# Shooting The Hammerhowitzer



## Tobse (Nov 4, 2010)

Here is my first Vid in the Forest!

It´s a gong shot vid.

my birthday was at 03.04. i spend it with Jörg together he made me this gift.

hope you like it.


----------



## bullseyeben! (Apr 24, 2011)

Awesome location, great sound relay, exceptional shouting... beautie of a vid mate.. happy B day too..


----------



## Rayshot (Feb 1, 2010)

The sounds of the ammo hitting the target are great. Especially towards the end the quick succession of hits and band snap.

Good vid and sweet looking cattys!!


----------



## Dayhiker (Mar 13, 2010)

That is a gorgeous slingshot. Great shooting too! Happy Birthday!


----------



## newconvert (Dec 12, 2011)

i saw this on you tube yesterday, you are not only a really great shot, but Jorg really did the moorhammer justice with your birthday present, you are a lucky man Tobias....................... happy birthday by the way!


----------



## Charles (Aug 26, 2010)

Happy Birthday!!! That is a beautiful slingshot, and it has tremendous power. And you are a great shot with it. Thanks for the video ... it was very well done.

Cheers ....... Charles


----------



## richblades (May 2, 2012)

wow, not only great catty and shooting but fantastic video work.
That could be a commercial for the hammer. I Want One.
Oh and happy birthday


----------



## Tobse (Nov 4, 2010)

I am glad you like my Video! thank you for the nice comments! this is realy a wonderfull place to shoot.

@ richblades:
This ss is a very good mix between the Moorhammer and the Howitzer! the grip is not so deep like the Moorhammer grip. Therefore, it is not suitable for heavy bands as well.
But for this medium bands up to 15kg draw wight it´s a very nice shooter. Maybe we can ask Peter.


----------



## jayw81 (Dec 11, 2011)

Maybe call it the Hammerwitzer? It sounds incredibly German ;-)

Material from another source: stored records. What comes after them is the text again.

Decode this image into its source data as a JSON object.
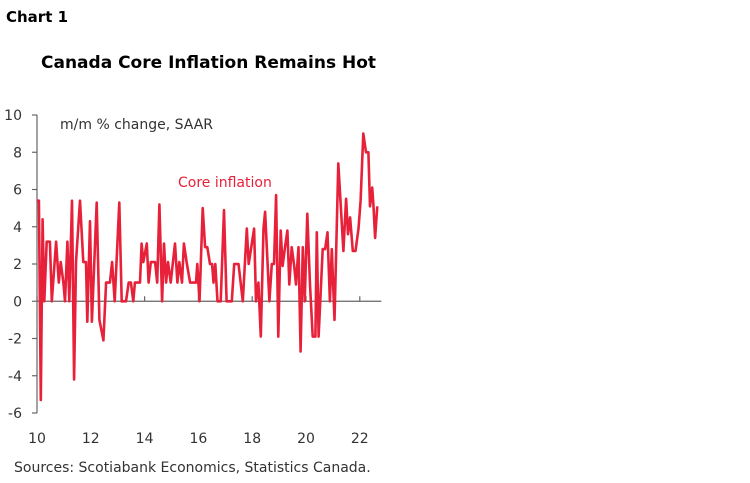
{
  "chart_label": "Chart 1",
  "chart_data": {
    "type": "line",
    "title": "Canada Core Inflation Remains Hot",
    "annotation": "m/m % change, SAAR",
    "source": "Sources: Scotiabank Economics, Statistics Canada.",
    "xlabel": "",
    "ylabel": "",
    "xlim": [
      10,
      22.8
    ],
    "ylim": [
      -6,
      10
    ],
    "x_ticks": [
      "10",
      "12",
      "14",
      "16",
      "18",
      "20",
      "22"
    ],
    "y_ticks": [
      "10",
      "8",
      "6",
      "4",
      "2",
      "0",
      "-2",
      "-4",
      "-6"
    ],
    "grid": false,
    "series": [
      {
        "name": "Core inflation",
        "color": "#e8213a",
        "points": [
          [
            10.0,
            5.4
          ],
          [
            10.07,
            5.4
          ],
          [
            10.14,
            -5.3
          ],
          [
            10.21,
            4.4
          ],
          [
            10.27,
            0
          ],
          [
            10.36,
            3.2
          ],
          [
            10.48,
            3.2
          ],
          [
            10.55,
            0
          ],
          [
            10.71,
            3.2
          ],
          [
            10.81,
            1.0
          ],
          [
            10.88,
            2.1
          ],
          [
            10.98,
            1.0
          ],
          [
            11.04,
            0
          ],
          [
            11.13,
            3.2
          ],
          [
            11.2,
            0
          ],
          [
            11.3,
            5.4
          ],
          [
            11.38,
            -4.2
          ],
          [
            11.45,
            2.1
          ],
          [
            11.6,
            5.4
          ],
          [
            11.72,
            2.1
          ],
          [
            11.82,
            2.1
          ],
          [
            11.87,
            -1.1
          ],
          [
            11.97,
            4.3
          ],
          [
            12.04,
            -1.1
          ],
          [
            12.22,
            5.3
          ],
          [
            12.32,
            -1.0
          ],
          [
            12.47,
            -2.1
          ],
          [
            12.57,
            1.0
          ],
          [
            12.71,
            1.0
          ],
          [
            12.79,
            2.1
          ],
          [
            12.89,
            0
          ],
          [
            13.06,
            5.3
          ],
          [
            13.15,
            0
          ],
          [
            13.31,
            0
          ],
          [
            13.41,
            1.0
          ],
          [
            13.49,
            1.0
          ],
          [
            13.58,
            0
          ],
          [
            13.64,
            1.0
          ],
          [
            13.83,
            1.0
          ],
          [
            13.89,
            3.1
          ],
          [
            13.95,
            2.1
          ],
          [
            14.08,
            3.1
          ],
          [
            14.15,
            1.0
          ],
          [
            14.23,
            2.1
          ],
          [
            14.39,
            2.1
          ],
          [
            14.47,
            1.0
          ],
          [
            14.55,
            5.2
          ],
          [
            14.65,
            0
          ],
          [
            14.72,
            3.1
          ],
          [
            14.8,
            1.0
          ],
          [
            14.87,
            2.1
          ],
          [
            14.97,
            1.0
          ],
          [
            15.13,
            3.1
          ],
          [
            15.22,
            1.0
          ],
          [
            15.29,
            2.1
          ],
          [
            15.39,
            1.0
          ],
          [
            15.46,
            3.1
          ],
          [
            15.56,
            2.1
          ],
          [
            15.69,
            1.0
          ],
          [
            15.79,
            1.0
          ],
          [
            15.91,
            1.0
          ],
          [
            15.96,
            2.0
          ],
          [
            16.04,
            0
          ],
          [
            16.16,
            5.0
          ],
          [
            16.25,
            2.9
          ],
          [
            16.33,
            2.9
          ],
          [
            16.43,
            2.0
          ],
          [
            16.51,
            2.0
          ],
          [
            16.56,
            1.0
          ],
          [
            16.63,
            2.0
          ],
          [
            16.71,
            0
          ],
          [
            16.83,
            0
          ],
          [
            16.95,
            4.9
          ],
          [
            17.05,
            0
          ],
          [
            17.24,
            0
          ],
          [
            17.33,
            2.0
          ],
          [
            17.49,
            2.0
          ],
          [
            17.65,
            0
          ],
          [
            17.8,
            3.9
          ],
          [
            17.87,
            2.0
          ],
          [
            18.07,
            3.9
          ],
          [
            18.14,
            0
          ],
          [
            18.23,
            1.0
          ],
          [
            18.32,
            -1.9
          ],
          [
            18.42,
            3.9
          ],
          [
            18.48,
            4.8
          ],
          [
            18.64,
            0
          ],
          [
            18.73,
            2.0
          ],
          [
            18.81,
            2.0
          ],
          [
            18.89,
            5.7
          ],
          [
            18.97,
            -1.9
          ],
          [
            19.06,
            3.8
          ],
          [
            19.13,
            1.9
          ],
          [
            19.22,
            2.9
          ],
          [
            19.31,
            3.8
          ],
          [
            19.38,
            0.9
          ],
          [
            19.47,
            2.9
          ],
          [
            19.56,
            1.9
          ],
          [
            19.63,
            0.9
          ],
          [
            19.72,
            2.9
          ],
          [
            19.8,
            -2.7
          ],
          [
            19.88,
            2.9
          ],
          [
            19.95,
            0
          ],
          [
            20.05,
            4.7
          ],
          [
            20.15,
            0.9
          ],
          [
            20.25,
            -1.9
          ],
          [
            20.35,
            -1.9
          ],
          [
            20.4,
            3.7
          ],
          [
            20.47,
            -1.9
          ],
          [
            20.62,
            2.8
          ],
          [
            20.71,
            2.8
          ],
          [
            20.8,
            3.7
          ],
          [
            20.89,
            0
          ],
          [
            20.96,
            2.8
          ],
          [
            21.06,
            -1.0
          ],
          [
            21.2,
            7.4
          ],
          [
            21.39,
            2.7
          ],
          [
            21.49,
            5.5
          ],
          [
            21.56,
            3.6
          ],
          [
            21.64,
            4.5
          ],
          [
            21.74,
            2.7
          ],
          [
            21.84,
            2.7
          ],
          [
            21.95,
            3.9
          ],
          [
            22.03,
            5.4
          ],
          [
            22.13,
            9.0
          ],
          [
            22.23,
            8.0
          ],
          [
            22.32,
            8.0
          ],
          [
            22.38,
            5.1
          ],
          [
            22.46,
            6.1
          ],
          [
            22.51,
            5.1
          ],
          [
            22.57,
            3.4
          ],
          [
            22.65,
            5.1
          ]
        ]
      }
    ]
  }
}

Nice shooting but doesn't it get boring to hit the target every time? 

And finally.. Happy Birthday!! Hope you enjoy ur present from Jorg

Jay


----------



## faca (Dec 24, 2009)

good video.
which is the slingshot of your avatar?


----------



## jayw81 (Dec 11, 2011)

Pretty sure thats his black Howitzer that Joerg gave to him.. Correct me if I'm wrong pls


----------